The Best Man

The Best Man, 8 p.m. Friday and Saturday, 2 p.m. Sunday; $12-$14. Theater One, Unitarian Universalist Society of Sacramento, 2425 Sierra Boulevard; (916) 790-4294; http://uuss.org. Through April 1.

Unitarian Universalist Society of Sacramento

2425 Sierra Blvd.
Sacramento, CA 95825

(916) 483-9283

Rated 2.0

The Best Man is probably Gore Vidal’s best play (some might argue for Visit to a Small Planet), and the Theater One production of it that opened last Friday is done with the best of intentions, if not with the best execution. Sound miscues, awkward pauses and flubbed lines worked against director Bobby Stewart’s earnest cast.

A political melodrama, The Best Man was inspired in part by the 1960 John F. Kennedy-Richard M. Nixon presidential contest, but Vidal makes his two protagonists (one a handsome playboy type but inherently moral and one a shifty, devious dude) members of the same party, each vying for its nomination. It opened on Broadway in 1960, garnering several Tony Award nominations, including Best Play. What is most remarkable is that, 50 years later, little has changed in the political arena. Dirty tricks, mudslinging and sexual innuendo abound. (A Broadway revival of The Best Man is currently in previews and scheduled to open April 1.)

Vidal’s script is wordy and witty (a speechwriter who commits a syntactical error is referred to as “anti-semantic”) and sometimes just out of reach of the likable actors. Michael Erwin plays William Russell, the handsome, philandering good guy who seeks his party’s nomination against Hank Coffin’s ruthlessly ambitious Sen. Joseph Cantwell. Each hopes for the endorsement of former President Arthur Hockstader (Bill Willkins, in the meatiest role and strongest performance).
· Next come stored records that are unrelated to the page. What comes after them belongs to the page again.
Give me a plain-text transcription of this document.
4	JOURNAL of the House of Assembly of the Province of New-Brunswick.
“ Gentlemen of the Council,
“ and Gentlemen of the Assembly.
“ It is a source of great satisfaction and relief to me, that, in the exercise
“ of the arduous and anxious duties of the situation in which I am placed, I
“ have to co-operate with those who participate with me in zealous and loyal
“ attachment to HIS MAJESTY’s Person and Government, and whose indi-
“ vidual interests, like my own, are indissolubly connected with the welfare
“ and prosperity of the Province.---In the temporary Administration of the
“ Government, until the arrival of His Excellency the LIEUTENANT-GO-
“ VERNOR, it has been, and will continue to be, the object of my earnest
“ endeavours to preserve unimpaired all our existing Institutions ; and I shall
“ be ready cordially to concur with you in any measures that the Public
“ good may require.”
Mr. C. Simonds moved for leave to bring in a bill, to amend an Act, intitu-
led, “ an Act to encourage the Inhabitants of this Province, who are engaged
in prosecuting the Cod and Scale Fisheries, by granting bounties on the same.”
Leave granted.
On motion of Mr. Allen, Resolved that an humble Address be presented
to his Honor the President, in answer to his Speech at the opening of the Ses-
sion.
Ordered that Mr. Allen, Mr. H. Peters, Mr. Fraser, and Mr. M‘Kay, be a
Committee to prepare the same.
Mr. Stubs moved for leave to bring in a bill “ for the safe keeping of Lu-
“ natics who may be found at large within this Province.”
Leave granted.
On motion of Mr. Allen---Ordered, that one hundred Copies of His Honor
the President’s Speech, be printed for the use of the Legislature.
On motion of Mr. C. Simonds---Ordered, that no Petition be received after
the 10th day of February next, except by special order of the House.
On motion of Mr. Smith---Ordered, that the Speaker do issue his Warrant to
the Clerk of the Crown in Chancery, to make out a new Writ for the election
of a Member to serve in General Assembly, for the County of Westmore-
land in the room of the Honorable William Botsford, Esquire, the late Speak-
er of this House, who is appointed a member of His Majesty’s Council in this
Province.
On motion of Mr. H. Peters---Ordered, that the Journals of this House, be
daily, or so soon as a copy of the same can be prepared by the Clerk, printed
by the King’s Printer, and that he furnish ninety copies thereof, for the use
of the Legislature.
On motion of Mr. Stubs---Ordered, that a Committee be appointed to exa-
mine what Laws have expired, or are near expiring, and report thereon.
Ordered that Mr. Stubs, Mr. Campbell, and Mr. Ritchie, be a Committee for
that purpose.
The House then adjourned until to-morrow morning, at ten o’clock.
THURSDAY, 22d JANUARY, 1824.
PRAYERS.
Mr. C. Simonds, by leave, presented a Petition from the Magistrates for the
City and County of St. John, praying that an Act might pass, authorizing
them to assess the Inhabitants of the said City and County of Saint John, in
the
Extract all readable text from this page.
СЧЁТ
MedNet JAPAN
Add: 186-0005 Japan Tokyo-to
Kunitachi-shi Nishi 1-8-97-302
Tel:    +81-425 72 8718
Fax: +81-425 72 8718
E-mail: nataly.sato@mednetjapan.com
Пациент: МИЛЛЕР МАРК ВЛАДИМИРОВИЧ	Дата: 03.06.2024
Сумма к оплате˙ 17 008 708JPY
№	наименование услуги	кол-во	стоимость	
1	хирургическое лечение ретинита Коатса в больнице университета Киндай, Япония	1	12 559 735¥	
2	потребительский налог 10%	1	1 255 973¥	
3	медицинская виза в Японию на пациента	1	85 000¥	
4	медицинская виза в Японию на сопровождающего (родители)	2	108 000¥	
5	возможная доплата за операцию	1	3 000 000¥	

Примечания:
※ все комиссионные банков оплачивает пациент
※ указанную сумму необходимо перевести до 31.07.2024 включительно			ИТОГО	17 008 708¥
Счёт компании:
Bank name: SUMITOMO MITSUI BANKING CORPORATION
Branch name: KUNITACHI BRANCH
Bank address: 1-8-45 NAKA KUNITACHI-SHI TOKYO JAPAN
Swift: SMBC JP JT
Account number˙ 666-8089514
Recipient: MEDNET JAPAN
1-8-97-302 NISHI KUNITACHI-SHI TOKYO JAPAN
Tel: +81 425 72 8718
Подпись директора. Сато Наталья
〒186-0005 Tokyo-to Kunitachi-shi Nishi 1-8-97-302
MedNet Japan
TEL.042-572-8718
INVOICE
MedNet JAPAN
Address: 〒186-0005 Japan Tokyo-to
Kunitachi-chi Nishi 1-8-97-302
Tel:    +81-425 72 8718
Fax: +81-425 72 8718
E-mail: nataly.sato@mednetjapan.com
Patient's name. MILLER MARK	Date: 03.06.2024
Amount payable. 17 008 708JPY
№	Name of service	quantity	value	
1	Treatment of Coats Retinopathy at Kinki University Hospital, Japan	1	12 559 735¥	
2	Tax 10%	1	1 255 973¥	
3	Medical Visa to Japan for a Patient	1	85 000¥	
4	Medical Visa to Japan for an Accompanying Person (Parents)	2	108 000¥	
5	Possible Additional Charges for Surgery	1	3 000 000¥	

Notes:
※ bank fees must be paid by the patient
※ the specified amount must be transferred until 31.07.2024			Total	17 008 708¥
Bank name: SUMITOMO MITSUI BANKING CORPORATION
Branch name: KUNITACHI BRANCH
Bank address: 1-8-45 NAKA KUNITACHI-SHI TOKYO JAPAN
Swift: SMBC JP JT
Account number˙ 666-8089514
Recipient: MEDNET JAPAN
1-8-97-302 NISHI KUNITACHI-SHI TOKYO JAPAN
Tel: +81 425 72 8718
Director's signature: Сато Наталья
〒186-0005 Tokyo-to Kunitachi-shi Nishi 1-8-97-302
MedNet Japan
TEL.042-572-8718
Cantwell threatens to release some damaging information about his opponent, but when Russell comes into possession of perhaps more damaging info (a sexual accusation against the self-righteously devout Cantwell), he must decide how far he’s willing to go to win. The wrap-up is appropriate and satisfying—but maybe a little too good for real-world politics.